An Iranian professor writes that if President Barack Obama will discuss ownership of New York City, Iran will talk about its claim to three Gulf islands.

Professor of geopolitics Pirooz Mojtahedzadeh said on Saturday that the United Arab Emirates must honor a 1971 treaty on the three Iranian islands in the Persian Gulf.

Mojtahedzadeh is a lecturer at the United Nations University and an instructor of geopolitics doctoral studies at University of London.

He said that he has written an article to be published soon, which addresses President Obama and tells him that “if the US administration is ready to negotiate ownership of New York, Iran will consider negotiations on ownership of its islands,” according to the official Iranian IRNA news agency.

Sovereignty over the three islands has been a cause for a growingly bitter dispute between Iran and the United Arab Emirates.

The Iranian academic said that when Tony Blair was the British prime minister, one of his aides had "speculated" about the islands, which were under British control from 1908 until the late 1960s. “'I wrote a letter to him to remind him that the UK had ended occupation of the Islands and gave them back to Iran in 1971. He later apologized for his unlawful remarks,” Mojtahedzadeh told IRNA.

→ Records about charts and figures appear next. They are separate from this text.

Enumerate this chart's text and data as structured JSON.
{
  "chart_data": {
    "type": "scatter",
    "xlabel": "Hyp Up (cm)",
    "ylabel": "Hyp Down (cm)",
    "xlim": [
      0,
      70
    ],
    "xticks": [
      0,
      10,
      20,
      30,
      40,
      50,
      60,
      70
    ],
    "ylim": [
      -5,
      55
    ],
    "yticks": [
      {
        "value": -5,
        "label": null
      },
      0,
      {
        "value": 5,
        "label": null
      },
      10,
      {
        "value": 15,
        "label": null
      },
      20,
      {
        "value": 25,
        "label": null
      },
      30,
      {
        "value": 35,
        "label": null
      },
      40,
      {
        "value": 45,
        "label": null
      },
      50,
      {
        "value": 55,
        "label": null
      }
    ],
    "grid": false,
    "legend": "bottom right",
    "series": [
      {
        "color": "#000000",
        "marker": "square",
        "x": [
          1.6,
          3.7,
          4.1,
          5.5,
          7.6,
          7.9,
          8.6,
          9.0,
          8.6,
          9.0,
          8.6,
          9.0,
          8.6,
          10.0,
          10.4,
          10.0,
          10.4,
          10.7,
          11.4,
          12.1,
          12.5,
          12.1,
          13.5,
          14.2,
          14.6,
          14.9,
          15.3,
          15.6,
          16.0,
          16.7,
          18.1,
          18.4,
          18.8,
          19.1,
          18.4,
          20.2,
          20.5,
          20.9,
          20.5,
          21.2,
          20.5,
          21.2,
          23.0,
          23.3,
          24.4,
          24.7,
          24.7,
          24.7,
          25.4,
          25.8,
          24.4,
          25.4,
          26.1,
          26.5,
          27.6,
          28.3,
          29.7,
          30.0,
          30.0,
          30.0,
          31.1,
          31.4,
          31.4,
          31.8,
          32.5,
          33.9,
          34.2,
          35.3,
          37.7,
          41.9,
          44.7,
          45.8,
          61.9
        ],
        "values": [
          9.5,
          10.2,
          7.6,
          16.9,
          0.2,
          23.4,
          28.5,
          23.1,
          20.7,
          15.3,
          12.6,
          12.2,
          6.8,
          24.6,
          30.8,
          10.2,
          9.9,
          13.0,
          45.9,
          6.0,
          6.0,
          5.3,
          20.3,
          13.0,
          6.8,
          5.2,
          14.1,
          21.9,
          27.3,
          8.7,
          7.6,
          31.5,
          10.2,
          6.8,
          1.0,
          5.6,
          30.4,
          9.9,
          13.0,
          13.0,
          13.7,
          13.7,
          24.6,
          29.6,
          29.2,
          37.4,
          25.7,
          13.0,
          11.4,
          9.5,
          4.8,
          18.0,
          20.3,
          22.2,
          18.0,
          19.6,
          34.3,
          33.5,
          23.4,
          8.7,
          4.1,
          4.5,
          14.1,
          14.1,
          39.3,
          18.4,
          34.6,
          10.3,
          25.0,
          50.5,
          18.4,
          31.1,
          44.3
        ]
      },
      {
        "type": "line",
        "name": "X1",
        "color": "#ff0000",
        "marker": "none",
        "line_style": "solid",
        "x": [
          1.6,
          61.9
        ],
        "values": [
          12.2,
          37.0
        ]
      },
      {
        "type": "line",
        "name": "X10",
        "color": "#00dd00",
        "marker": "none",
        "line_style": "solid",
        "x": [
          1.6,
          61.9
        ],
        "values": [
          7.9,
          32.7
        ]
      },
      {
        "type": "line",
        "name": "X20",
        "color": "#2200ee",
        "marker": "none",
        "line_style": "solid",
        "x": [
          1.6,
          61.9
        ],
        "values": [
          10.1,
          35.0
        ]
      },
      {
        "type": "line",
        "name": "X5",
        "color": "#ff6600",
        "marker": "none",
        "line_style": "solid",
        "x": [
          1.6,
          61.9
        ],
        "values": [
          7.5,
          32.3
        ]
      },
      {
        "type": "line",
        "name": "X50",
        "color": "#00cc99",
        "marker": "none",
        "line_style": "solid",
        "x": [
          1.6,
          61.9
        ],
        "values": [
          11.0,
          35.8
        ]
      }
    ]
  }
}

He drew the Palestinian Authority into the issue, saying that PA Chairman Mahmoud Abbas “must have made such a visit to Iranian Islands to tell Obama that Abu Musa is a part of Iranian territory.”

Abu Musa is a tiny island of 2,000 residents in the eastern Persian Gulf near the entrance to the Strait of Hormuz, and more importantly is one of the main ports for exporting oil from Iran.